Like a Phish concert but with more grievance, this is what it's like at a Trump rally
At 6:30 a.m. it was still dark in Rome, Ga. But people had been lined up for a long time already, still nearly 12 hours before Trump was set to take the stage at another of his rallies.
Some had waited all night amid the crowd-control gates, in the bottom level of a downtown parking garage. At the very front of the line, Sharon Anderson waited under a blanket on a camp chair.
She told me this was her 50th rally. Why does she attend so many?
"I want to show my support for the best president in the history of this nation," she explained.
Anderson and some friends were all wearing tops styled to look like baseball shirts, with a big "47" on the back (for Trump's quest to be the 47th president) and "FRONT ROW JOES" on the front. Those "Joes" are a team of Trump superfans who get right up front at rallies.
I asked Anderson how she would describe a Trump rally to someone who has never been to one.
"Oh, it's very uplifting, encouraging, exciting," she said. "You just can't describe it verbally."
Many Americans won't share her experience — or her view — and will instead witness Trump events through viral clips of his at times violent, anti-democratic rhetoric — for example, his recent dehumanizing language about migrants and comments about a "bloodbath" should Joe Biden win a second term.
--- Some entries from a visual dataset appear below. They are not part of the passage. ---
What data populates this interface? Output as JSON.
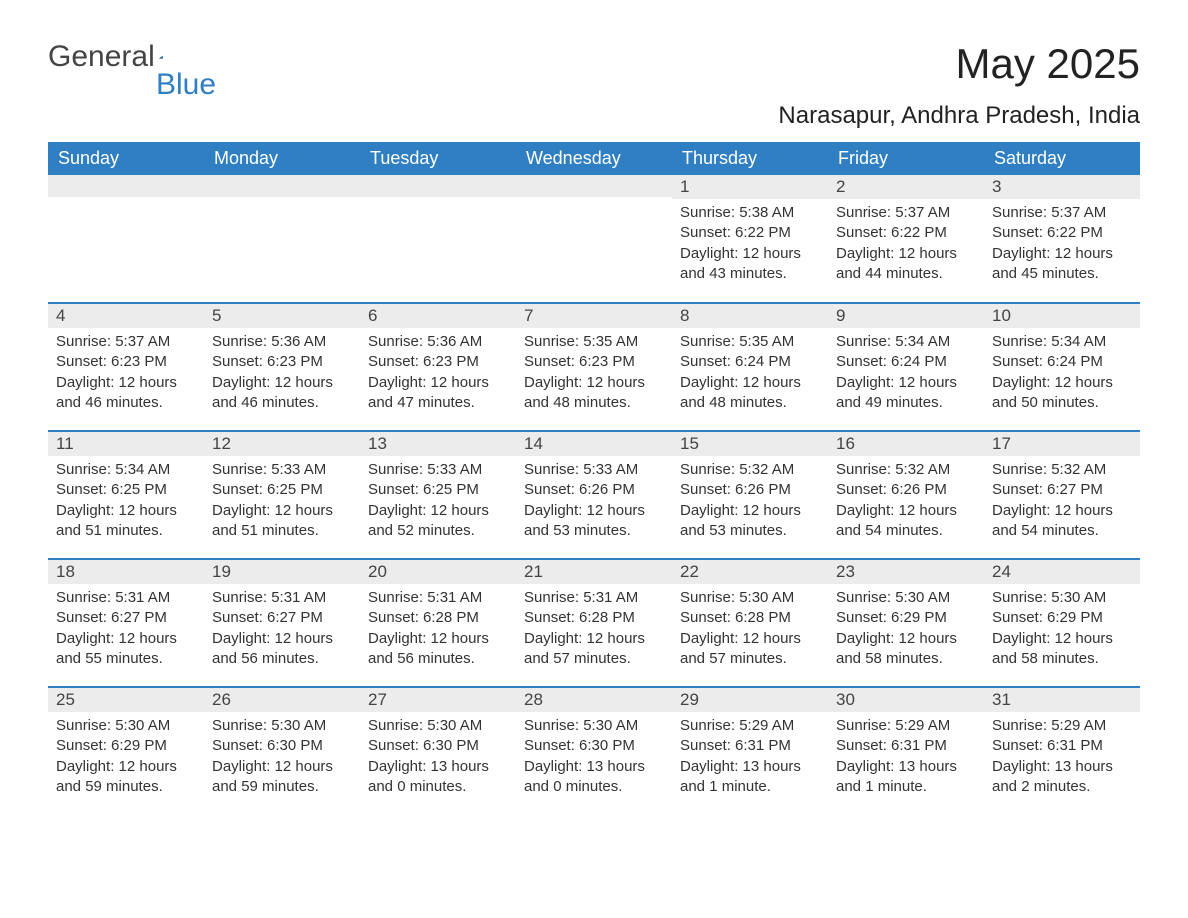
{
  "brand": {
    "word1": "General",
    "word2": "Blue"
  },
  "title": "May 2025",
  "location": "Narasapur, Andhra Pradesh, India",
  "colors": {
    "header_bg": "#2f7fc2",
    "header_text": "#ffffff",
    "daynum_bg": "#ececec",
    "border": "#2f7fc2",
    "text": "#333333",
    "page_bg": "#ffffff"
  },
  "typography": {
    "title_fontsize": 42,
    "location_fontsize": 24,
    "header_fontsize": 18,
    "daynum_fontsize": 17,
    "body_fontsize": 15
  },
  "weekday_labels": [
    "Sunday",
    "Monday",
    "Tuesday",
    "Wednesday",
    "Thursday",
    "Friday",
    "Saturday"
  ],
  "weeks": [
    [
      null,
      null,
      null,
      null,
      {
        "n": "1",
        "sunrise": "Sunrise: 5:38 AM",
        "sunset": "Sunset: 6:22 PM",
        "daylight": "Daylight: 12 hours and 43 minutes."
      },
      {
        "n": "2",
        "sunrise": "Sunrise: 5:37 AM",
        "sunset": "Sunset: 6:22 PM",
        "daylight": "Daylight: 12 hours and 44 minutes."
      },
      {
        "n": "3",
        "sunrise": "Sunrise: 5:37 AM",
        "sunset": "Sunset: 6:22 PM",
        "daylight": "Daylight: 12 hours and 45 minutes."
      }
    ],
    [
      {
        "n": "4",
        "sunrise": "Sunrise: 5:37 AM",
        "sunset": "Sunset: 6:23 PM",
        "daylight": "Daylight: 12 hours and 46 minutes."
      },
      {
        "n": "5",
        "sunrise": "Sunrise: 5:36 AM",
        "sunset": "Sunset: 6:23 PM",
        "daylight": "Daylight: 12 hours and 46 minutes."
      },
      {
        "n": "6",
        "sunrise": "Sunrise: 5:36 AM",
        "sunset": "Sunset: 6:23 PM",
        "daylight": "Daylight: 12 hours and 47 minutes."
      },
      {
        "n": "7",
        "sunrise": "Sunrise: 5:35 AM",
        "sunset": "Sunset: 6:23 PM",
        "daylight": "Daylight: 12 hours and 48 minutes."
      },
      {
        "n": "8",
        "sunrise": "Sunrise: 5:35 AM",
        "sunset": "Sunset: 6:24 PM",
        "daylight": "Daylight: 12 hours and 48 minutes."
      },
      {
        "n": "9",
        "sunrise": "Sunrise: 5:34 AM",
        "sunset": "Sunset: 6:24 PM",
        "daylight": "Daylight: 12 hours and 49 minutes."
      },
      {
        "n": "10",
        "sunrise": "Sunrise: 5:34 AM",
        "sunset": "Sunset: 6:24 PM",
        "daylight": "Daylight: 12 hours and 50 minutes."
      }
    ],
    [
      {
        "n": "11",
        "sunrise": "Sunrise: 5:34 AM",
        "sunset": "Sunset: 6:25 PM",
        "daylight": "Daylight: 12 hours and 51 minutes."
      },
      {
        "n": "12",
        "sunrise": "Sunrise: 5:33 AM",
        "sunset": "Sunset: 6:25 PM",
        "daylight": "Daylight: 12 hours and 51 minutes."
      },
      {
        "n": "13",
        "sunrise": "Sunrise: 5:33 AM",
        "sunset": "Sunset: 6:25 PM",
        "daylight": "Daylight: 12 hours and 52 minutes."
      },
      {
        "n": "14",
        "sunrise": "Sunrise: 5:33 AM",
        "sunset": "Sunset: 6:26 PM",
        "daylight": "Daylight: 12 hours and 53 minutes."
      },
      {
        "n": "15",
        "sunrise": "Sunrise: 5:32 AM",
        "sunset": "Sunset: 6:26 PM",
        "daylight": "Daylight: 12 hours and 53 minutes."
      },
      {
        "n": "16",
        "sunrise": "Sunrise: 5:32 AM",
        "sunset": "Sunset: 6:26 PM",
        "daylight": "Daylight: 12 hours and 54 minutes."
      },
      {
        "n": "17",
        "sunrise": "Sunrise: 5:32 AM",
        "sunset": "Sunset: 6:27 PM",
        "daylight": "Daylight: 12 hours and 54 minutes."
      }
    ],
    [
      {
        "n": "18",
        "sunrise": "Sunrise: 5:31 AM",
        "sunset": "Sunset: 6:27 PM",
        "daylight": "Daylight: 12 hours and 55 minutes."
      },
      {
        "n": "19",
        "sunrise": "Sunrise: 5:31 AM",
        "sunset": "Sunset: 6:27 PM",
        "daylight": "Daylight: 12 hours and 56 minutes."
      },
      {
        "n": "20",
        "sunrise": "Sunrise: 5:31 AM",
        "sunset": "Sunset: 6:28 PM",
        "daylight": "Daylight: 12 hours and 56 minutes."
      },
      {
        "n": "21",
        "sunrise": "Sunrise: 5:31 AM",
        "sunset": "Sunset: 6:28 PM",
        "daylight": "Daylight: 12 hours and 57 minutes."
      },
      {
        "n": "22",
        "sunrise": "Sunrise: 5:30 AM",
        "sunset": "Sunset: 6:28 PM",
        "daylight": "Daylight: 12 hours and 57 minutes."
      },
      {
        "n": "23",
        "sunrise": "Sunrise: 5:30 AM",
        "sunset": "Sunset: 6:29 PM",
        "daylight": "Daylight: 12 hours and 58 minutes."
      },
      {
        "n": "24",
        "sunrise": "Sunrise: 5:30 AM",
        "sunset": "Sunset: 6:29 PM",
        "daylight": "Daylight: 12 hours and 58 minutes."
      }
    ],
    [
      {
        "n": "25",
        "sunrise": "Sunrise: 5:30 AM",
        "sunset": "Sunset: 6:29 PM",
        "daylight": "Daylight: 12 hours and 59 minutes."
      },
      {
        "n": "26",
        "sunrise": "Sunrise: 5:30 AM",
        "sunset": "Sunset: 6:30 PM",
        "daylight": "Daylight: 12 hours and 59 minutes."
      },
      {
        "n": "27",
        "sunrise": "Sunrise: 5:30 AM",
        "sunset": "Sunset: 6:30 PM",
        "daylight": "Daylight: 13 hours and 0 minutes."
      },
      {
        "n": "28",
        "sunrise": "Sunrise: 5:30 AM",
        "sunset": "Sunset: 6:30 PM",
        "daylight": "Daylight: 13 hours and 0 minutes."
      },
      {
        "n": "29",
        "sunrise": "Sunrise: 5:29 AM",
        "sunset": "Sunset: 6:31 PM",
        "daylight": "Daylight: 13 hours and 1 minute."
      },
      {
        "n": "30",
        "sunrise": "Sunrise: 5:29 AM",
        "sunset": "Sunset: 6:31 PM",
        "daylight": "Daylight: 13 hours and 1 minute."
      },
      {
        "n": "31",
        "sunrise": "Sunrise: 5:29 AM",
        "sunset": "Sunset: 6:31 PM",
        "daylight": "Daylight: 13 hours and 2 minutes."
      }
    ]
  ]
}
And that's important. But nine years in, these surreal events say so much more about the continued Trump phenomenon.
A Trump rally has the feel of an all-day pep rally mixed with a megachurch service — except with Trumpism as the religion. The rallies are places where a movement largely defined by grievance can be together, away from opponents — not to mention assertions that Trump lies and is harmful to democracy.